Singinawa Lodge – Kanha National Park
Not really a city, Kanha is nevertheless one of the focal points for anyone interested in tigers and safari. It’s a national park which in our opinion seems to strike a workable balance between conservation and tourism and as such has attracted a host of lodges, hotels and hostels of varying degrees of comfort. We select Singinawa, not least because the owners, Latika Nath and her husband, are avid and active supporters of the environment from which they prosper but also because of the modern but surprisingly sympathetic way in which their lodge integrates with its surroundings. The beautifully individual stone and slate built cottages, each with local art decorating their walls and fire place warming your living area (yes it can get cold in India) give a sense of the jungle without all of the deprivations normally associated with it; whilst the central Lodge manages to impart a feeling of permanence and history; together with its lounge being a super meeting place following your jungle tour or for after dinner. We understand that the camp is now under the control of a new M.D. – so let’s see if anything changes. Their new website is certainly an improvement, if nothing else!
Sheesh Mahal – Orcha
We’d never remotely class this hotel as luxury and its decidedly ‘budget’ but it eclipses all others in regard of the unusual; hence perversely being one of our favourites. The journey to Orcha is not for the faint hearted and most easily reached by taxi from Jhansi station after negotiating on the rank – always offer about one third of what is being asked and settle at around half! It’s about 15km away. If you’re really brave you could catch one of the open tricycle taxis that run from the bus station, once full, and rattle and smoke all their way to Orcha. Either way you’ll arrive at what appears to be a weather-beaten relic of the past – both town and hotel – surrounded by burial Chhatris or cenotaphs; the old palace style hotel does deliver more than it obviously promises.
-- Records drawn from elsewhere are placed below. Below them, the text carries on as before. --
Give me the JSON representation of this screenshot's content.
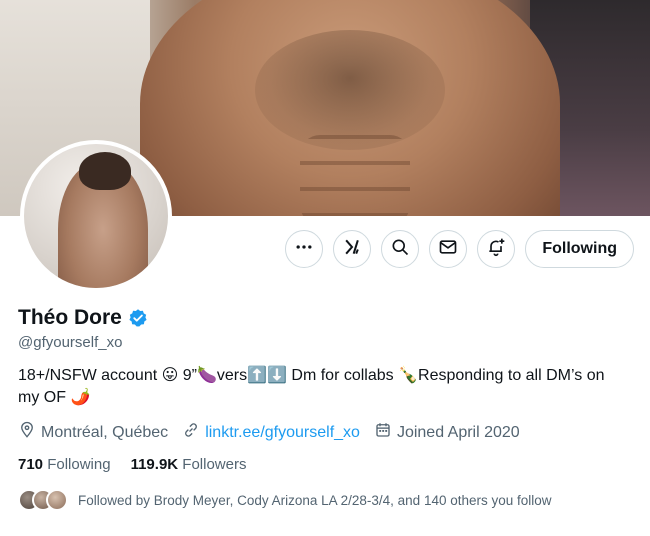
{
  "profile": {
    "display_name": "Théo Dore",
    "handle": "@gfyourself_xo",
    "bio": "18+/NSFW account 😛 9”🍆vers⬆️⬇️ Dm for collabs 🍾Responding to all DM’s on my OF 🌶️",
    "location": "Montréal, Québec",
    "website": "linktr.ee/gfyourself_xo",
    "joined": "Joined April 2020"
  },
  "stats": {
    "following_count": "710",
    "following_label": "Following",
    "followers_count": "119.9K",
    "followers_label": "Followers"
  },
  "actions": {
    "follow_label": "Following"
  },
  "followed_by": {
    "text": "Followed by Brody Meyer, Cody Arizona LA 2/28-3/4, and 140 others you follow"
  },
  "icons": {
    "more": "more-icon",
    "grok": "grok-icon",
    "search": "search-icon",
    "message": "message-icon",
    "notify": "notification-bell-icon",
    "verified": "verified-badge-icon",
    "location": "location-pin-icon",
    "link": "link-icon",
    "calendar": "calendar-icon"
  },
  "colors": {
    "accent": "#1d9bf0",
    "text": "#0f1419",
    "secondary": "#536471",
    "border": "#cfd9de"
  }
}
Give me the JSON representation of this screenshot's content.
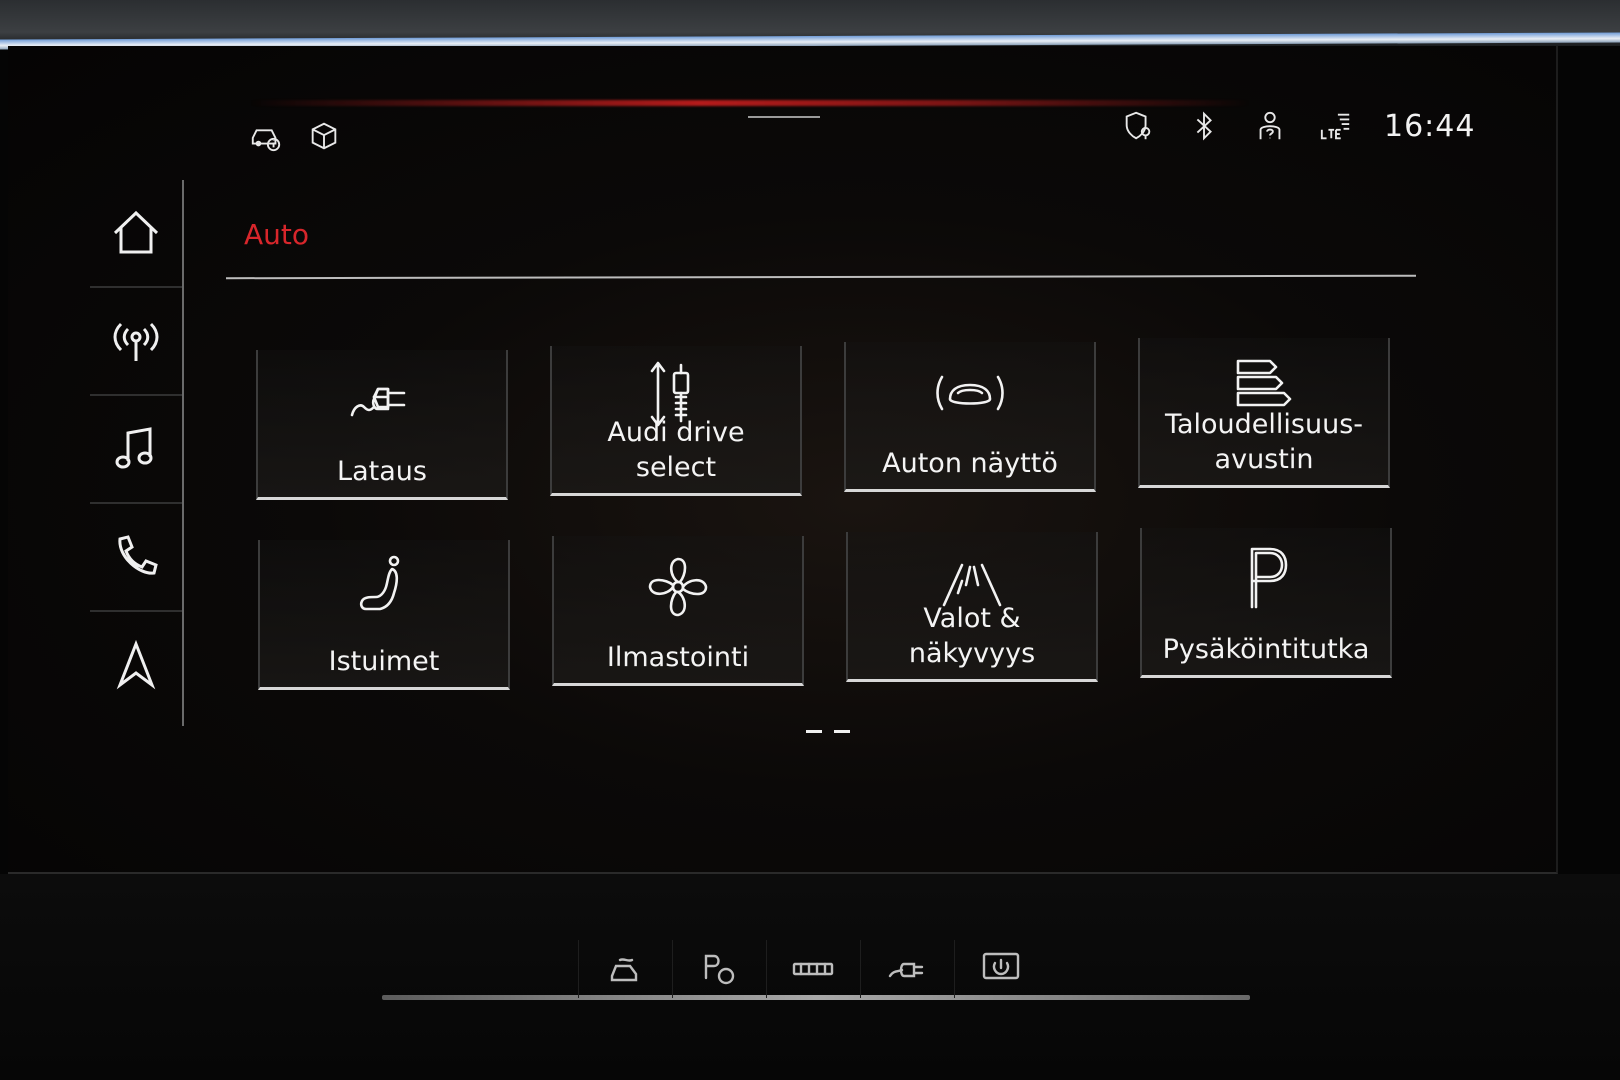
{
  "status_bar": {
    "time": "16:44",
    "left_icons": [
      "car-info-icon",
      "box-icon"
    ],
    "right_icons": [
      "location-shield-icon",
      "bluetooth-icon",
      "user-question-icon",
      "lte-signal-icon"
    ]
  },
  "sidebar": {
    "items": [
      {
        "name": "home",
        "icon": "home-icon"
      },
      {
        "name": "radio",
        "icon": "radio-antenna-icon"
      },
      {
        "name": "media",
        "icon": "music-note-icon"
      },
      {
        "name": "phone",
        "icon": "phone-icon"
      },
      {
        "name": "navigation",
        "icon": "navigation-arrow-icon"
      }
    ]
  },
  "page": {
    "title": "Auto",
    "title_color": "#d8262b"
  },
  "tiles": [
    {
      "label": "Lataus",
      "icon": "charging-plug-icon"
    },
    {
      "label": "Audi drive\nselect",
      "icon": "suspension-icon"
    },
    {
      "label": "Auton näyttö",
      "icon": "car-view-icon"
    },
    {
      "label": "Taloudellisuus-\navustin",
      "icon": "efficiency-arrows-icon"
    },
    {
      "label": "Istuimet",
      "icon": "seat-icon"
    },
    {
      "label": "Ilmastointi",
      "icon": "fan-icon"
    },
    {
      "label": "Valot &\nnäkyvyys",
      "icon": "lights-road-icon"
    },
    {
      "label": "Pysäköintitutka",
      "icon": "parking-p-icon"
    }
  ],
  "pager": {
    "pages": 2,
    "current": 1
  },
  "console_buttons": [
    {
      "name": "drive-mode",
      "icon": "car-wave-icon"
    },
    {
      "name": "park-assist",
      "icon": "parking-sensor-icon"
    },
    {
      "name": "rear-defrost",
      "icon": "hazard-strip-icon"
    },
    {
      "name": "charge-port",
      "icon": "plug-icon"
    },
    {
      "name": "display-power",
      "icon": "screen-power-icon"
    }
  ],
  "colors": {
    "accent": "#d8262b",
    "text": "#f4f4f4",
    "background": "#050505"
  }
}
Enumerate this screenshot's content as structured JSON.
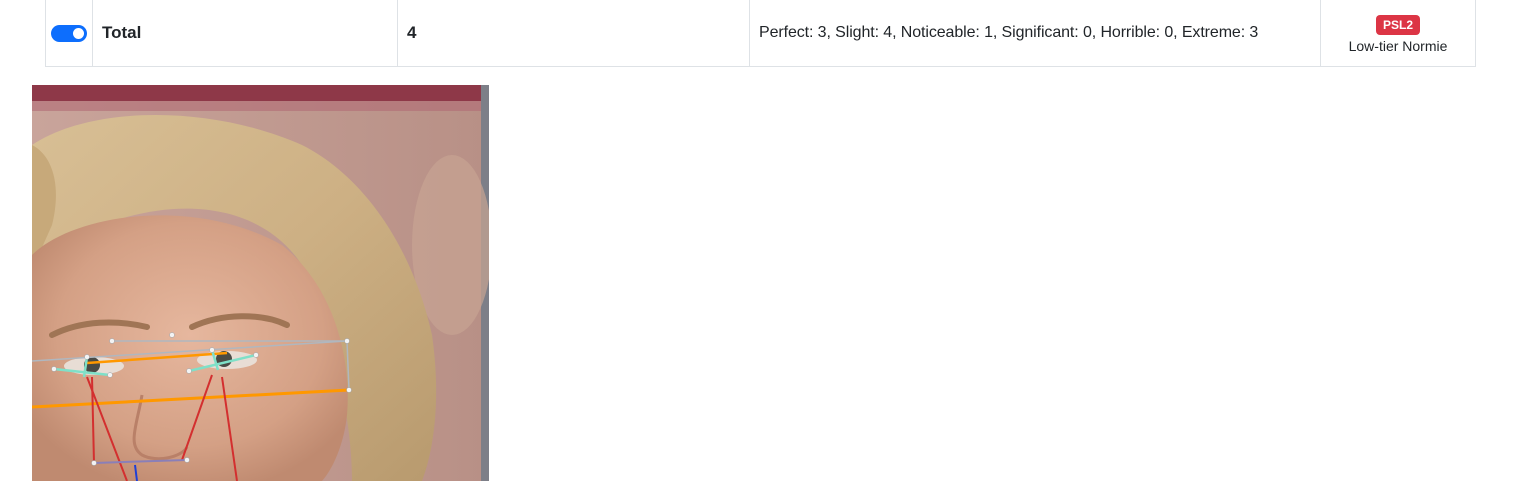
{
  "row": {
    "label": "Total",
    "value": "4",
    "counts": "Perfect: 3, Slight: 4, Noticeable: 1, Significant: 0, Horrible: 0, Extreme: 3",
    "badge": "PSL2",
    "tier": "Low-tier Normie",
    "toggle_on": true
  },
  "colors": {
    "toggle": "#0d6efd",
    "badge": "#dc3545",
    "landmark_eye": "#7fe0c8",
    "landmark_orange": "#ff9800",
    "landmark_red": "#d32f2f",
    "landmark_grey": "#b0b7bf"
  }
}
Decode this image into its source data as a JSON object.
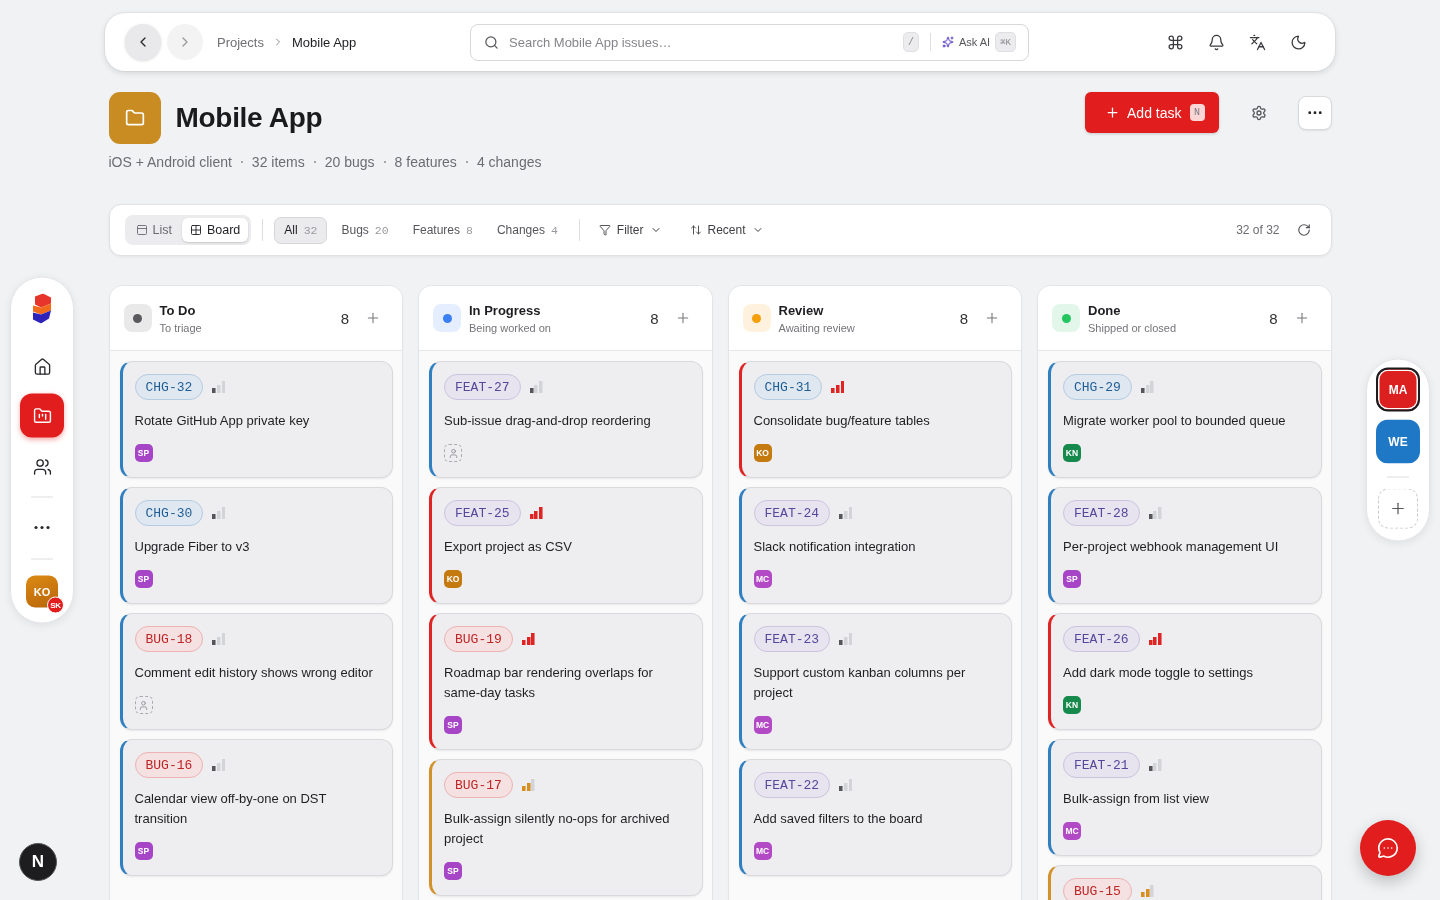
{
  "top_bar": {
    "breadcrumb": [
      "Projects",
      "Mobile App"
    ],
    "search": {
      "placeholder": "Search Mobile App issues…",
      "shortcut": "/",
      "ask_ai": {
        "label": "Ask AI",
        "shortcut": "⌘K"
      }
    }
  },
  "sidebar": {
    "items": [
      {
        "kind": "home",
        "selected": false
      },
      {
        "kind": "board",
        "selected": true
      },
      {
        "kind": "people",
        "selected": false
      }
    ],
    "user": {
      "initials": "KO",
      "badge": "SK"
    }
  },
  "project": {
    "title": "Mobile App",
    "meta": [
      "iOS + Android client",
      "32 items",
      "20 bugs",
      "8 features",
      "4 changes"
    ],
    "add_button": {
      "label": "Add task",
      "shortcut": "N"
    }
  },
  "toolbar": {
    "views": [
      {
        "kind": "list",
        "label": "List",
        "selected": false
      },
      {
        "kind": "board",
        "label": "Board",
        "selected": true
      }
    ],
    "filters": [
      {
        "label": "All",
        "count": "32",
        "selected": true
      },
      {
        "label": "Bugs",
        "count": "20",
        "selected": false
      },
      {
        "label": "Features",
        "count": "8",
        "selected": false
      },
      {
        "label": "Changes",
        "count": "4",
        "selected": false
      }
    ],
    "filter_button": "Filter",
    "sort_button": "Recent",
    "result_count": "32 of 32"
  },
  "columns": [
    {
      "title": "To Do",
      "subtitle": "To triage",
      "count": "8",
      "color": "#59595e",
      "cards": [
        {
          "id": "CHG-32",
          "kind": "change",
          "level": 0.33,
          "title": "Rotate GitHub App private key",
          "assignee": {
            "initials": "SP",
            "color": "#a646c7"
          }
        },
        {
          "id": "CHG-30",
          "kind": "change",
          "level": 0.33,
          "title": "Upgrade Fiber to v3",
          "assignee": {
            "initials": "SP",
            "color": "#a646c7"
          }
        },
        {
          "id": "BUG-18",
          "kind": "bug",
          "level": 0.33,
          "title": "Comment edit history shows wrong editor"
        },
        {
          "id": "BUG-16",
          "kind": "bug",
          "level": 0.33,
          "title": "Calendar view off-by-one on DST transition",
          "assignee": {
            "initials": "SP",
            "color": "#a646c7"
          }
        }
      ]
    },
    {
      "title": "In Progress",
      "subtitle": "Being worked on",
      "count": "8",
      "color": "#3b7ff5",
      "cards": [
        {
          "id": "FEAT-27",
          "kind": "feature",
          "level": 0.33,
          "title": "Sub-issue drag-and-drop reordering"
        },
        {
          "id": "FEAT-25",
          "kind": "feature",
          "level": 1,
          "title": "Export project as CSV",
          "assignee": {
            "initials": "KO",
            "color": "#c57a10"
          }
        },
        {
          "id": "BUG-19",
          "kind": "bug",
          "level": 1,
          "title": "Roadmap bar rendering overlaps for same-day tasks",
          "assignee": {
            "initials": "SP",
            "color": "#a646c7"
          }
        },
        {
          "id": "BUG-17",
          "kind": "bug",
          "level": 0.67,
          "title": "Bulk-assign silently no-ops for archived project",
          "assignee": {
            "initials": "SP",
            "color": "#a646c7"
          }
        }
      ]
    },
    {
      "title": "Review",
      "subtitle": "Awaiting review",
      "count": "8",
      "color": "#f5a00b",
      "cards": [
        {
          "id": "CHG-31",
          "kind": "change",
          "level": 1,
          "title": "Consolidate bug/feature tables",
          "assignee": {
            "initials": "KO",
            "color": "#c57a10"
          }
        },
        {
          "id": "FEAT-24",
          "kind": "feature",
          "level": 0.33,
          "title": "Slack notification integration",
          "assignee": {
            "initials": "MC",
            "color": "#b24ac6"
          }
        },
        {
          "id": "FEAT-23",
          "kind": "feature",
          "level": 0.33,
          "title": "Support custom kanban columns per project",
          "assignee": {
            "initials": "MC",
            "color": "#b24ac6"
          }
        },
        {
          "id": "FEAT-22",
          "kind": "feature",
          "level": 0.33,
          "title": "Add saved filters to the board",
          "assignee": {
            "initials": "MC",
            "color": "#b24ac6"
          }
        }
      ]
    },
    {
      "title": "Done",
      "subtitle": "Shipped or closed",
      "count": "8",
      "color": "#22c55e",
      "cards": [
        {
          "id": "CHG-29",
          "kind": "change",
          "level": 0.33,
          "title": "Migrate worker pool to bounded queue",
          "assignee": {
            "initials": "KN",
            "color": "#168a4c"
          }
        },
        {
          "id": "FEAT-28",
          "kind": "feature",
          "level": 0.33,
          "title": "Per-project webhook management UI",
          "assignee": {
            "initials": "SP",
            "color": "#a646c7"
          }
        },
        {
          "id": "FEAT-26",
          "kind": "feature",
          "level": 1,
          "title": "Add dark mode toggle to settings",
          "assignee": {
            "initials": "KN",
            "color": "#168a4c"
          }
        },
        {
          "id": "FEAT-21",
          "kind": "feature",
          "level": 0.33,
          "title": "Bulk-assign from list view",
          "assignee": {
            "initials": "MC",
            "color": "#b24ac6"
          }
        },
        {
          "id": "BUG-15",
          "kind": "bug",
          "level": 0.67
        }
      ]
    }
  ],
  "workspaces": [
    {
      "initials": "MA",
      "color": "#dc1f1f",
      "selected": true
    },
    {
      "initials": "WE",
      "color": "#1f78c6",
      "selected": false
    }
  ],
  "dev_badge": "N"
}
Each of the rooms is unique and quirky, comfortable but not luxurious; food is amusing and the ‘entertainment’ when available can be disconcerting; the male friends in our group taking a shine to one of the dancing girls who had bumps in the wrong places. You can virtually guarantee something will not work when you’re there and you’ll need a sense of humour when in Orcha but it’s easy to walk to all main points in the town. It’s a great example of ancient Indian architecture that’s ‘frozen in time’ ie. seemingly not maintained since built.